U.S. financial transactions database delayed

Program to monitor cross-border transfers not feasible before 2010

January 17, 2007 (IDG News Service) -- A proposed database that would keep track of hundreds of millions of money transfers in and out of the U.S. will not be ready by the original target date of late this year, according to a report issued by the U.S. Department of the Treasury Wednesday.

The program to monitor cross-border electronic funds transfers -- targeted at cutting off funding for terrorism -- isn't feasible before March 2010, according to the report, issued by the Treasury Department's Financial Crimes Enforcement Network (FinCEN). The Treasury Department's goal had been to have the program running by December after the U.S. Congress authorized it in the Intelligence Reform and Terrorism Prevention Act of 2004.
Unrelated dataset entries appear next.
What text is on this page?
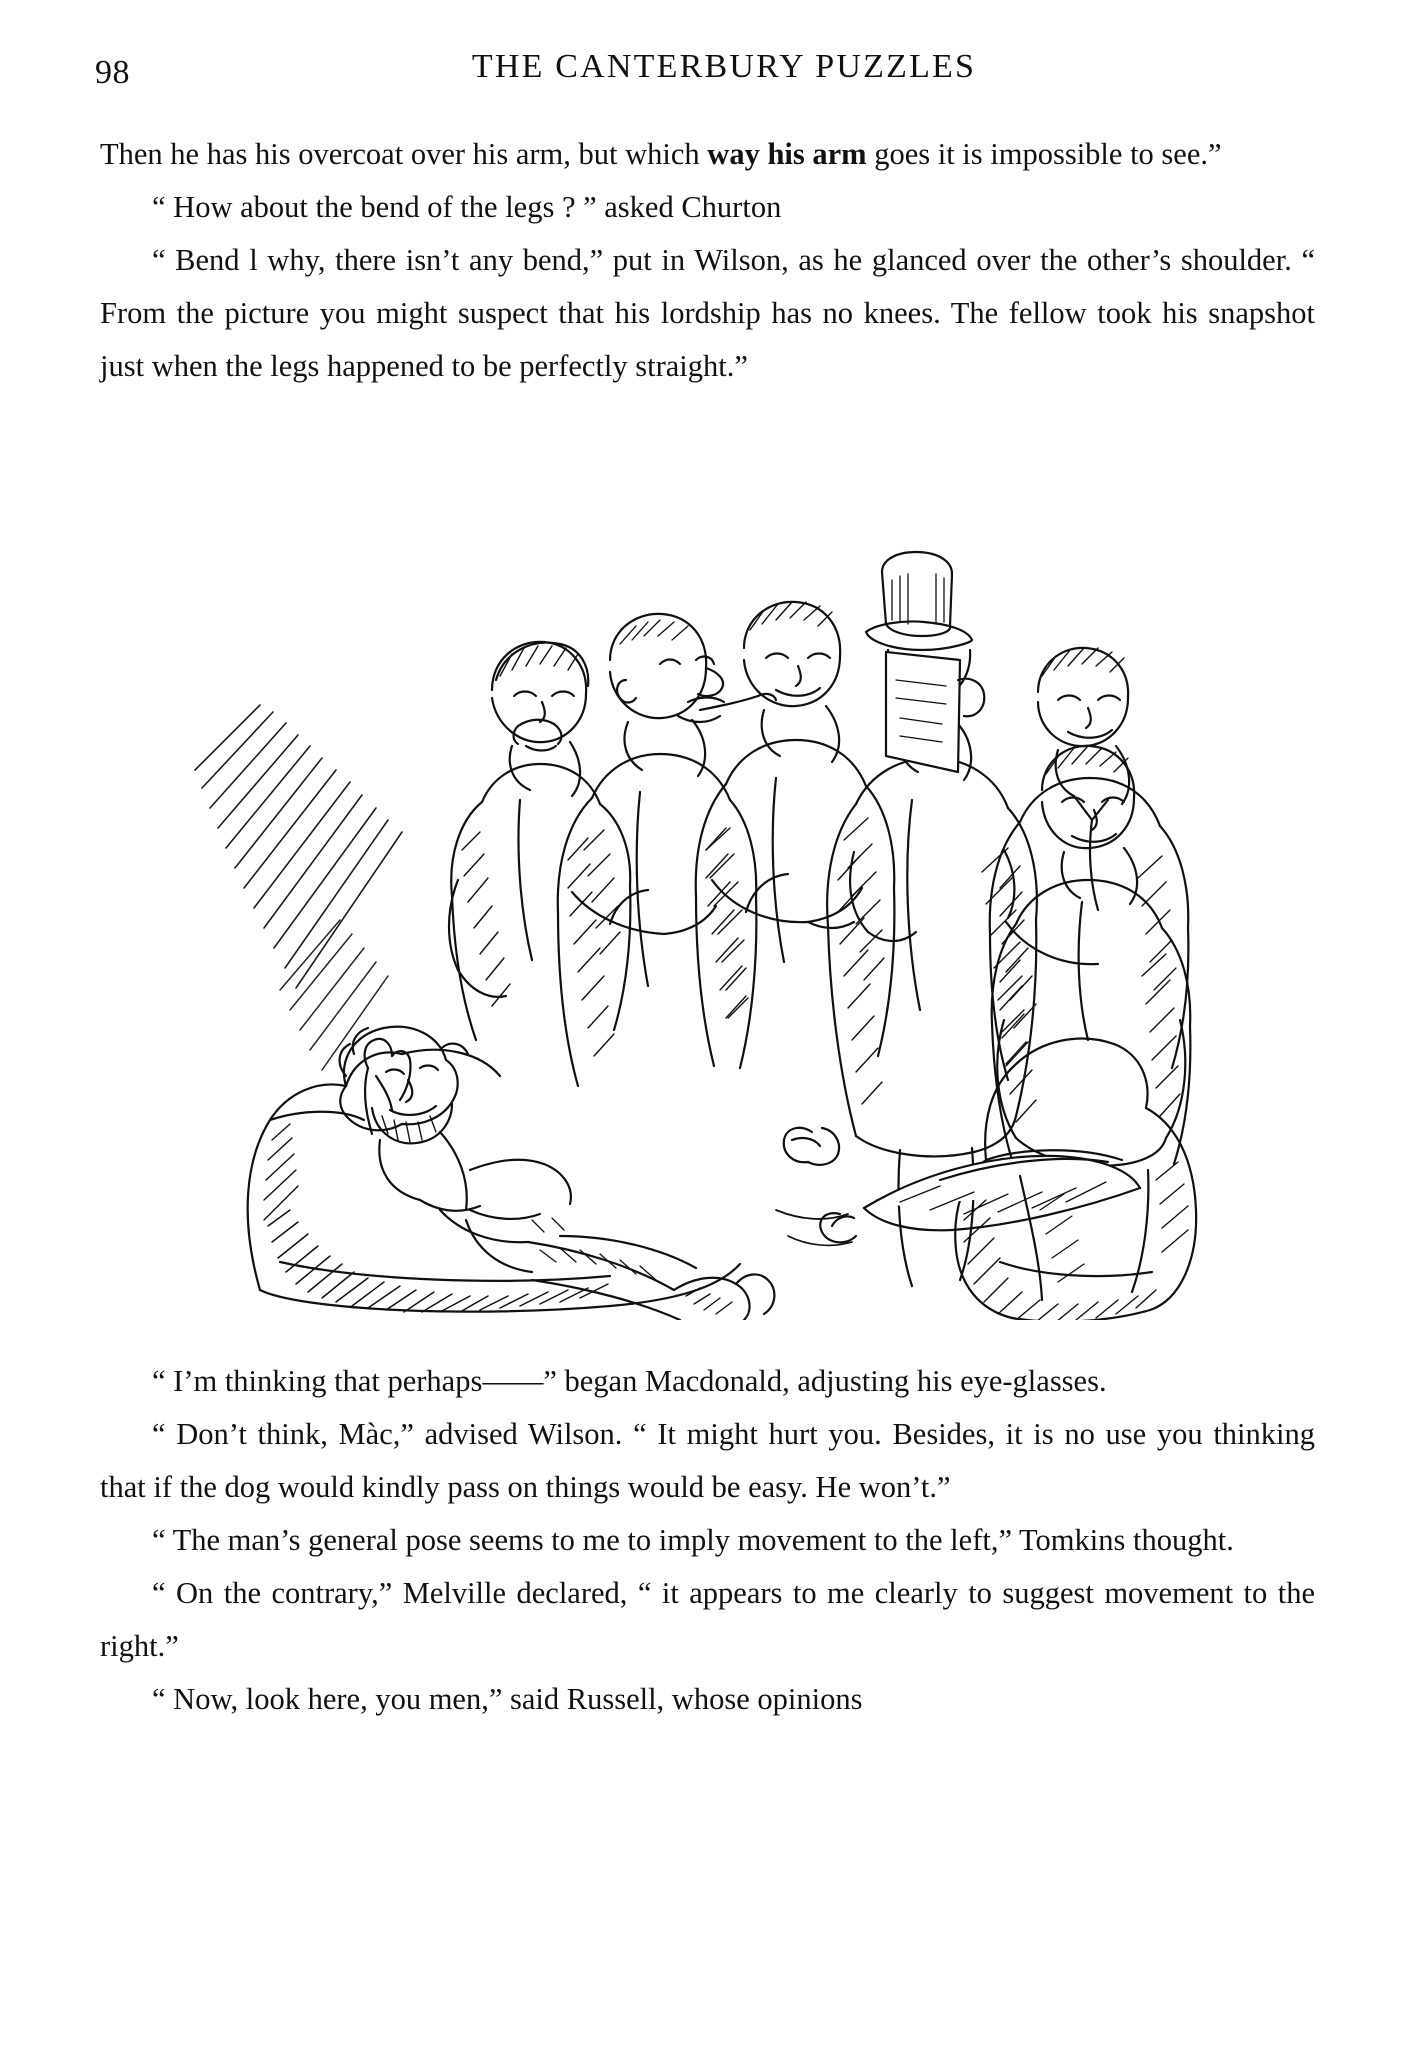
98	THE CANTERBURY PUZZLES

Then he has his overcoat over his arm, but which way his arm goes it is impossible to see.”

“ How about the bend of the legs ? ” asked Churton

“ Bend l why, there isn’t any bend,” put in Wilson, as he glanced over the other’s shoulder. “ From the picture you might suspect that his lordship has no knees. The fellow took his snapshot just when the legs happened to be perfectly straight.”

“ I’m thinking that perhaps——” began Macdonald, adjusting his eye-glasses.

“ Don’t think, Màc,” advised Wilson. “ It might hurt you. Besides, it is no use you thinking that if the dog would kindly pass on things would be easy. He won’t.”

“ The man’s general pose seems to me to imply movement to the left,” Tomkins thought.

“ On the contrary,” Melville declared, “ it appears to me clearly to suggest movement to the right.”

“ Now, look here, you men,” said Russell, whose opinions
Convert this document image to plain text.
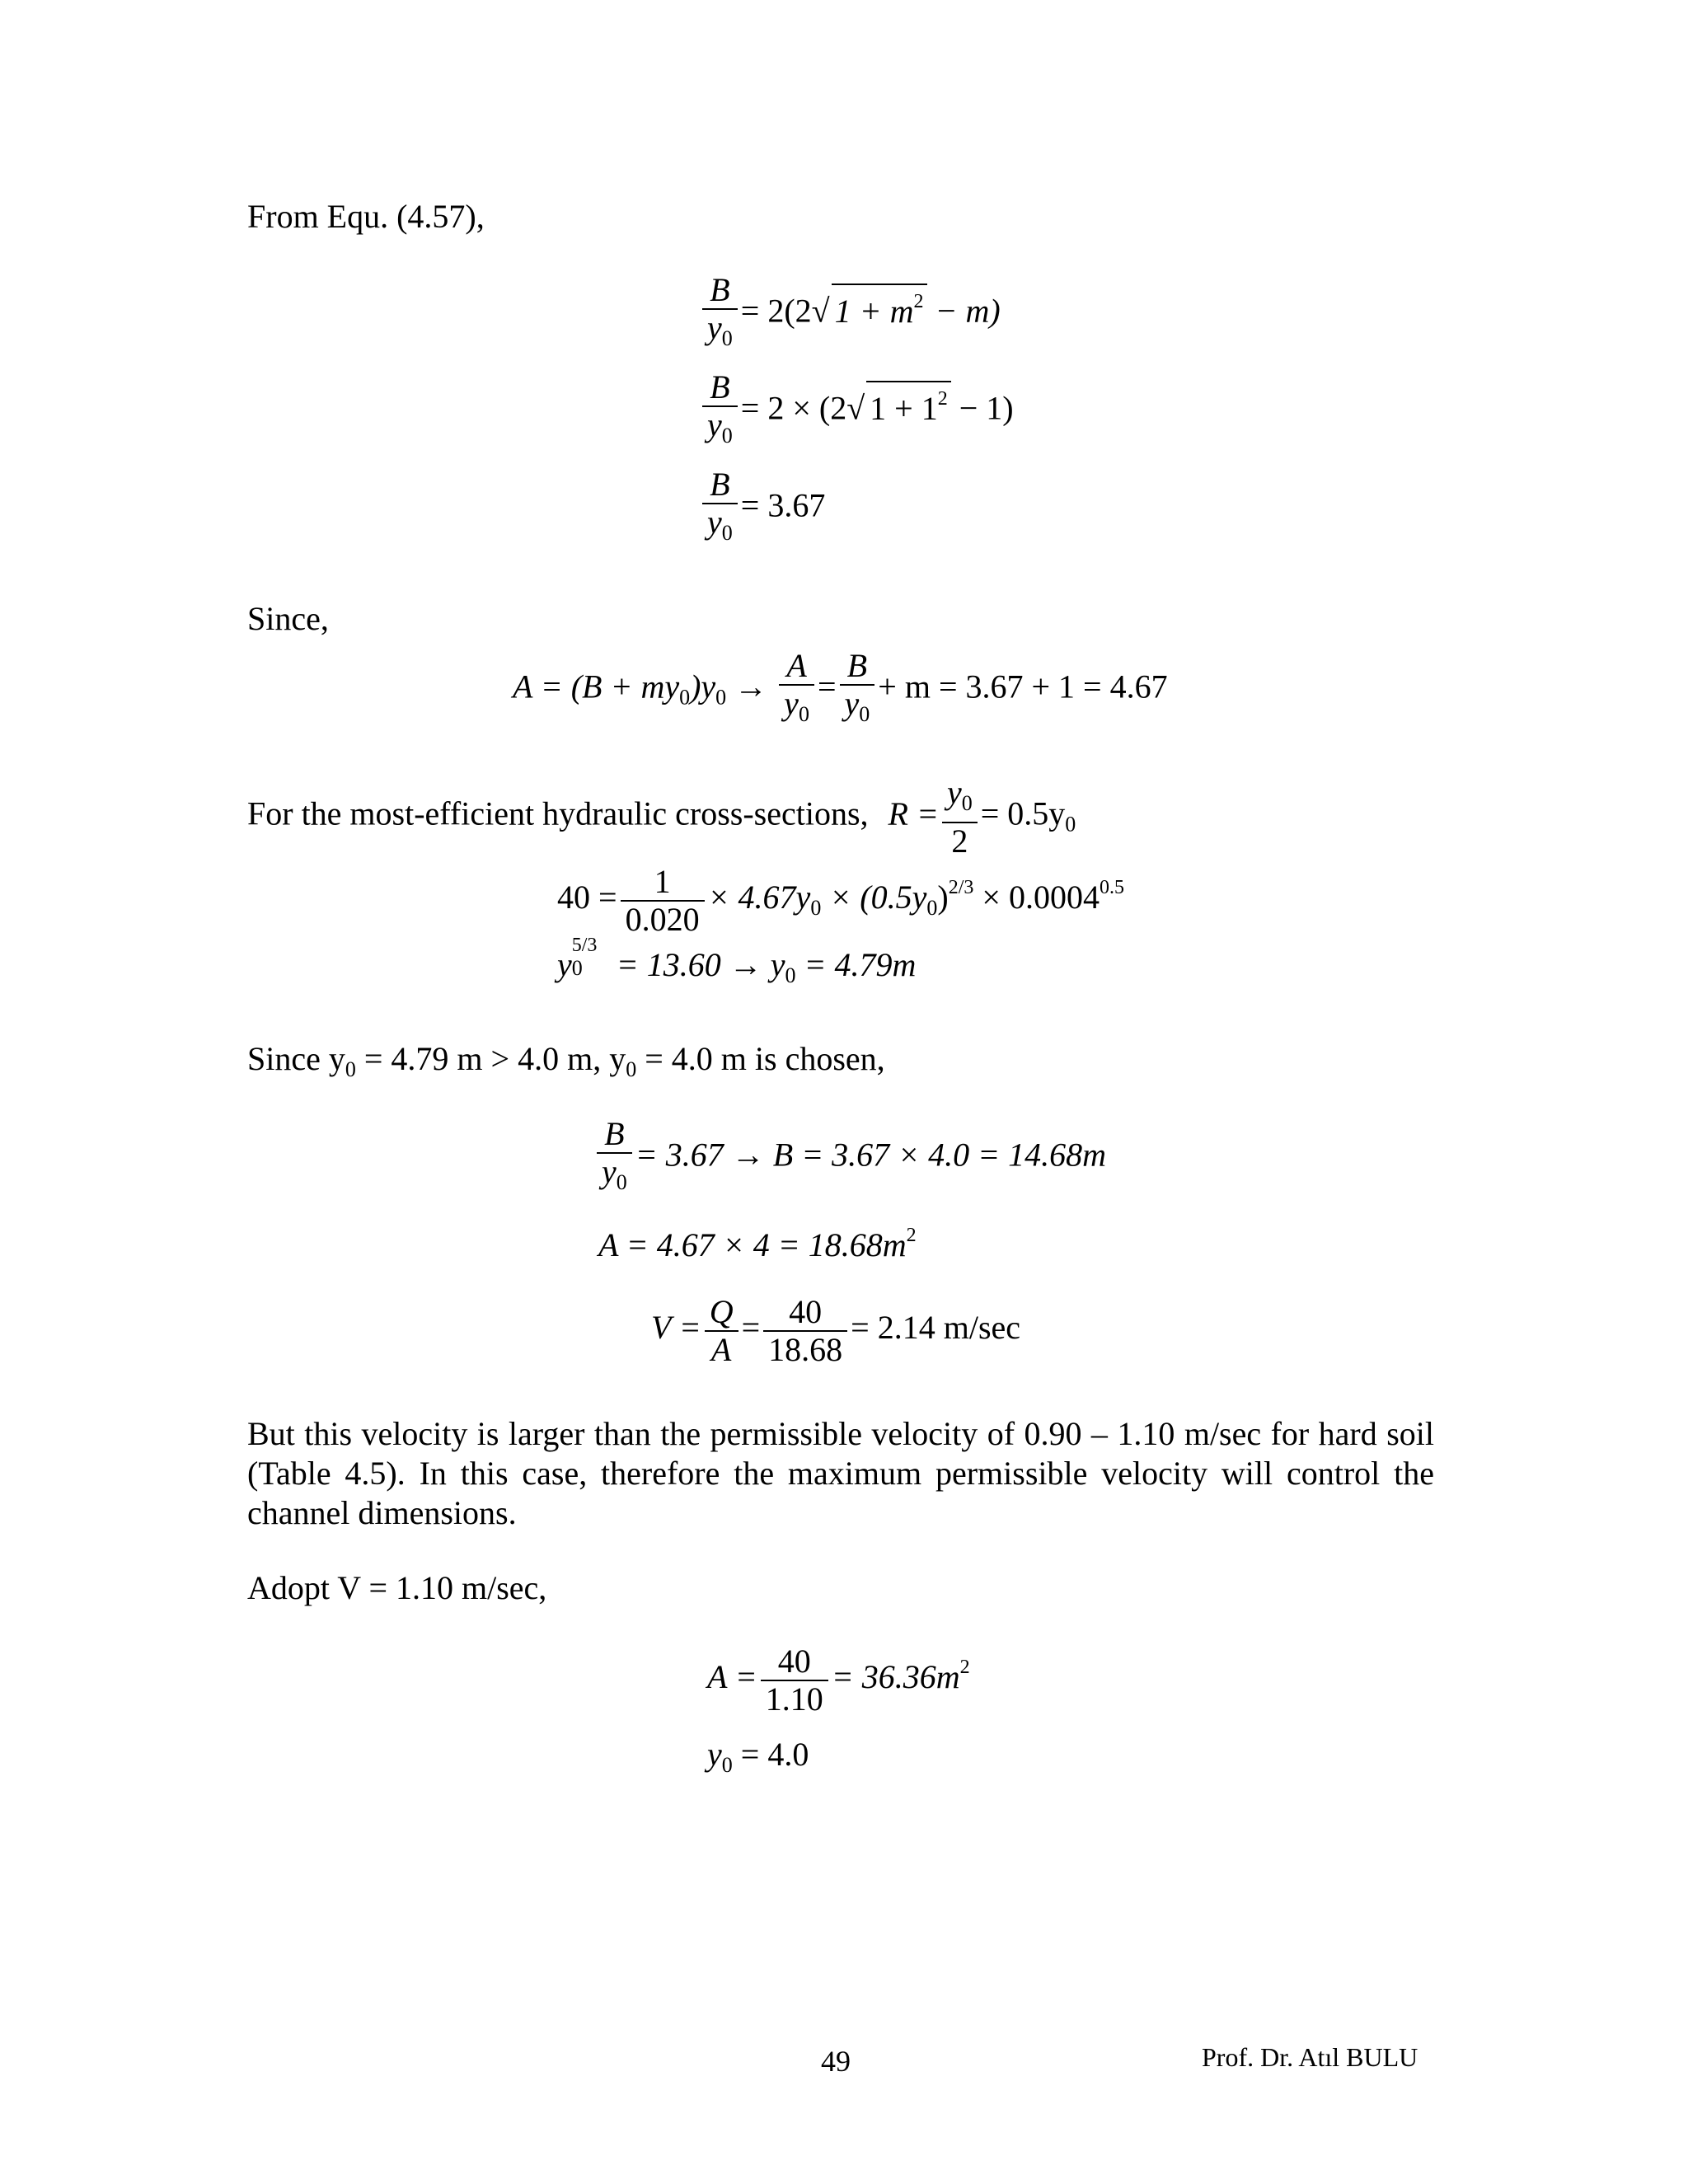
From Equ. (4.57),
$\frac{B}{y_0} = 2(2√$ $1 + m^2 - m$)
$\frac{B}{y_0} = 2 \times (2√$ $1 + 1^2 - 1$)
$\frac{B}{y_0} = 3.67$
Since,
$A = (B + my_0)y_0 \to \frac{A}{y_0} = \frac{B}{y_0} + m = 3.67 + 1 = 4.67$
For the most-efficient hydraulic cross-sections, $R = \frac{y_0}{2} = 0.5y_0$
$40 = \frac{1}{0.020} \times 4.67y_0 \times (0.5y_0)^{2/3} \times 0.0004^{0.5}$
y
5/3
$0 = 13.60 \to y_0 = 4.79m$
Since $y_0 = 4.79$ m > 4.0 m, $y_0 = 4.0$ m is chosen,
$\frac{B}{y_0} = 3.67 \to B = 3.67 \times 4.0 = 14.68m$
$A = 4.67 \times 4 = 18.68m^2$
$V = \frac{Q}{A} = \frac{40}{18.68} = 2.14$ m/sec
But this velocity is larger than the permissible velocity of 0.90 – 1.10 m/sec for hard soil (Table 4.5). In this case, therefore the maximum permissible velocity will control the channel dimensions.
Adopt V = 1.10 m/sec,
$A = \frac{40}{1.10} = 36.36m^2$
$y_0 = 4.0$
49	Prof. Dr. Atıl BULU
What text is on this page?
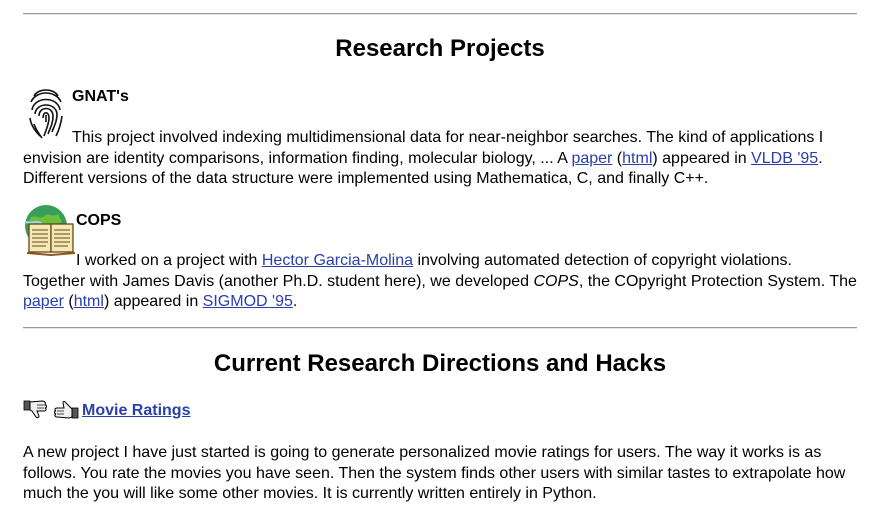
Research Projects
GNAT's

This project involved indexing multidimensional data for near-neighbor searches. The kind of applications I envision are identity comparisons, information finding, molecular biology, ... A paper (html) appeared in VLDB '95. Different versions of the data structure were implemented using Mathematica, C, and finally C++.

COPS

I worked on a project with Hector Garcia-Molina involving automated detection of copyright violations. Together with James Davis (another Ph.D. student here), we developed COPS, the COpyright Protection System. The paper (html) appeared in SIGMOD '95.

Current Research Directions and Hacks
Movie Ratings

A new project I have just started is going to generate personalized movie ratings for users. The way it works is as follows. You rate the movies you have seen. Then the system finds other users with similar tastes to extrapolate how much the you will like some other movies. It is currently written entirely in Python.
The program would collect between 350 million and 500 million funds transfer reports each year, FinCEN estimates.

The cost of the technology needed to implement the program, both to U.S. banks and to the U.S. government, is a "significant concern," the FinCEN report said. FinCEN estimated the development costs to be $32.6 million to the U.S. government, including nearly $3 million for servers and other hardware and $4.4 million for software, including a relational database management system and online analytical processing tools.

FinCEN estimated the project would require spending $1.5 million for hardware and software maintenance over three years and $800,000 for vendor support services.

Members of the American Bankers Association (ABA) "remain unconvinced that FinCEN would be able to substantially benefit" from the program, wrote Richard Riese, director of the ABA's Center for Regulatory Compliance, in a letter to FinCEN last April. A requirement to track cross-border fund transfers would "require substantial changes to U.S. payment systems," the letter said.

The FinCEN report says, however, that such a tracking system is feasible, if the Treasury secretary "determines that reporting of such transmittals is reasonably necessary to conduct the [agency's] efforts against money laundering and terrorist financing." However, it would take FinCEN about three and a half years to develop the program, the report said.

FinCEN will put together a development plan and permit pilot programs for the system, the report said.

The surveillance program would require banks and other U.S. financial institutions to report any cross-border funds transfer of more than $3,000. The 2004 intelligence reform law required the Treasury Department to study the feasibility of such a program.